Sauer, 24, will face a maximum of 108 months in prison when sentenced April 29. He must serve at least 72 months of that time in jail, with 36 months of supervised release and 10 years probation.
Also part of the plea agreement is the dismissal of charges in Hubbard County that stemmed from Sauer’s possession of what may have been child pornography. Sauer was originally charged with first-degree criminal sexual conduct.
Earlier this week, Sauer appeared in Beltrami District Judge Paul Benshoof’s courtroom.
Sauer, wearing glasses and with a neatly trimmed goatee, responded in one-word replies to Chief Assistant County Attorney Annie Claesson-Huseby during her questioning.
In his replies, Sauer said he received oral sex from the 6-year-old victim multiple times while he was in a caretaker role at the victim’s home.
Following the discovery of abuse, in June, 2010, Sauer’s twin daughters were put into protective custody, according to the criminal complaint filed by the Beltrami County Attorney’s Office.
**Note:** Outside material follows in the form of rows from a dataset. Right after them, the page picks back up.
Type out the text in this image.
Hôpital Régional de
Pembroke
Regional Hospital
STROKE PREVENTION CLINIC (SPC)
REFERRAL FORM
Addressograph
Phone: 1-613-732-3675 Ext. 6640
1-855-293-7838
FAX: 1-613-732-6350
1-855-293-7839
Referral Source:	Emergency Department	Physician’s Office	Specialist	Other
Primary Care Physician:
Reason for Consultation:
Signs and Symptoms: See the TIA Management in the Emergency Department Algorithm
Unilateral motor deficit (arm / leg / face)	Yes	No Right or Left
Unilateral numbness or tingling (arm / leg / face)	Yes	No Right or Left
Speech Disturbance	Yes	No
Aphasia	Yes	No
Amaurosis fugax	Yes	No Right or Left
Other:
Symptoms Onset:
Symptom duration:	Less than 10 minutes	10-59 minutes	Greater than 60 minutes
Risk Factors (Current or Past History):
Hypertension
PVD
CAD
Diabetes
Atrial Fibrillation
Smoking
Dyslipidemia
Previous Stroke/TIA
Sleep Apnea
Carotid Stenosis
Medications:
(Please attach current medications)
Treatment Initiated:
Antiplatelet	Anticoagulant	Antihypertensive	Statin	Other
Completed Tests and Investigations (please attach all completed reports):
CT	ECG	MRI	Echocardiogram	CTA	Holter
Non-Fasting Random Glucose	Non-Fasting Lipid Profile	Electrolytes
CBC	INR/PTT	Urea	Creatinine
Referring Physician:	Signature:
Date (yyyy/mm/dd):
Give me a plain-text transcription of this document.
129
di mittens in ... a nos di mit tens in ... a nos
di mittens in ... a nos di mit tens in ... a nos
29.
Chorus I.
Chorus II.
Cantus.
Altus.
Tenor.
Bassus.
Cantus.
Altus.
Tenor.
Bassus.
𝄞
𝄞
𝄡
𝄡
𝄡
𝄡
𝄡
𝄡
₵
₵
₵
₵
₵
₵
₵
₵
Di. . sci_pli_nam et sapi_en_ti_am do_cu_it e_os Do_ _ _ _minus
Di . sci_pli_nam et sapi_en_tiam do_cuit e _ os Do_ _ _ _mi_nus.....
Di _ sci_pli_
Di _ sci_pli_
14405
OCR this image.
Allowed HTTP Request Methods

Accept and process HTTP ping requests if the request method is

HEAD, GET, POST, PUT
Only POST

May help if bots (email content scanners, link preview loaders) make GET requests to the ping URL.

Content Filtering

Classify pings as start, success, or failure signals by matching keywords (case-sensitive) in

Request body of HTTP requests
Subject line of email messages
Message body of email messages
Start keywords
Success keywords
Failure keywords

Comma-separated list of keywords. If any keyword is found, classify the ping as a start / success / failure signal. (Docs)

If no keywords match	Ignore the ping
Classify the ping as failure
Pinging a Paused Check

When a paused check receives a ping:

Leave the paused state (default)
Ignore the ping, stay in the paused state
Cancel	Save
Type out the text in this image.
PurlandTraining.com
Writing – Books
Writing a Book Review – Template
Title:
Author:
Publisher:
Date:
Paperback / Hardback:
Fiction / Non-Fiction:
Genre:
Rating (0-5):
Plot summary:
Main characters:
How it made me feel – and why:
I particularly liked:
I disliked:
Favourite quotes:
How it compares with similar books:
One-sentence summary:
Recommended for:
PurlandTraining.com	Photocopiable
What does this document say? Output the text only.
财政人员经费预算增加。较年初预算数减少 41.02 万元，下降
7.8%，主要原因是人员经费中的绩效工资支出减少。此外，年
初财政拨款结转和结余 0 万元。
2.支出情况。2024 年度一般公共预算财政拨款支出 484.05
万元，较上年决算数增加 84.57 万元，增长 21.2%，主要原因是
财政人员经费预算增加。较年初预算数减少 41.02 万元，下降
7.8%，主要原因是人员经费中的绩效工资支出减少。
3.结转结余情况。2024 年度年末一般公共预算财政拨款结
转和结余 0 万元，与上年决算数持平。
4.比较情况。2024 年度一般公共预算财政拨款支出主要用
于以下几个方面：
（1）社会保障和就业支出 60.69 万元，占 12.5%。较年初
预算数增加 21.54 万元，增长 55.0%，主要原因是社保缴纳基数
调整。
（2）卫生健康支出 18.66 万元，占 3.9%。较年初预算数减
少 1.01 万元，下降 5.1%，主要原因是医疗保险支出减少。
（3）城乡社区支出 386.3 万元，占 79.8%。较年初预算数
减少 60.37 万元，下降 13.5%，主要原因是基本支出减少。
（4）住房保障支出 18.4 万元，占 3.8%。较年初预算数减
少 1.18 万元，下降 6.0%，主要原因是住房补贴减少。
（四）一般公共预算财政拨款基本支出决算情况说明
Also in the complaint were graphic details that were discovered in interviews with the victim by staff at the Family Advocacy Center. The complaint read, in part that “during her relationship with Sauer, the victim revealed a number of disgusting sexual paraphilias” and that Sauer viewed pornography on “multiple occasions” while engaging in sexual conduct with the victim.
A subject of some debate was whether Sauer was engaged in sexual conduct with the victim over an “extended period of time,” as required by the law.
After a short discussion with his attorney, Randy Durkin, of Giancola-Durkin P.A. in Anoka, Sauer testified the acts occurred during a three-month span.
Following the admission, Durkin acknowledged there had been “issues” with Sauer while in Beltrami County Jail, and that the man had been placed in solitary confinement for his protection.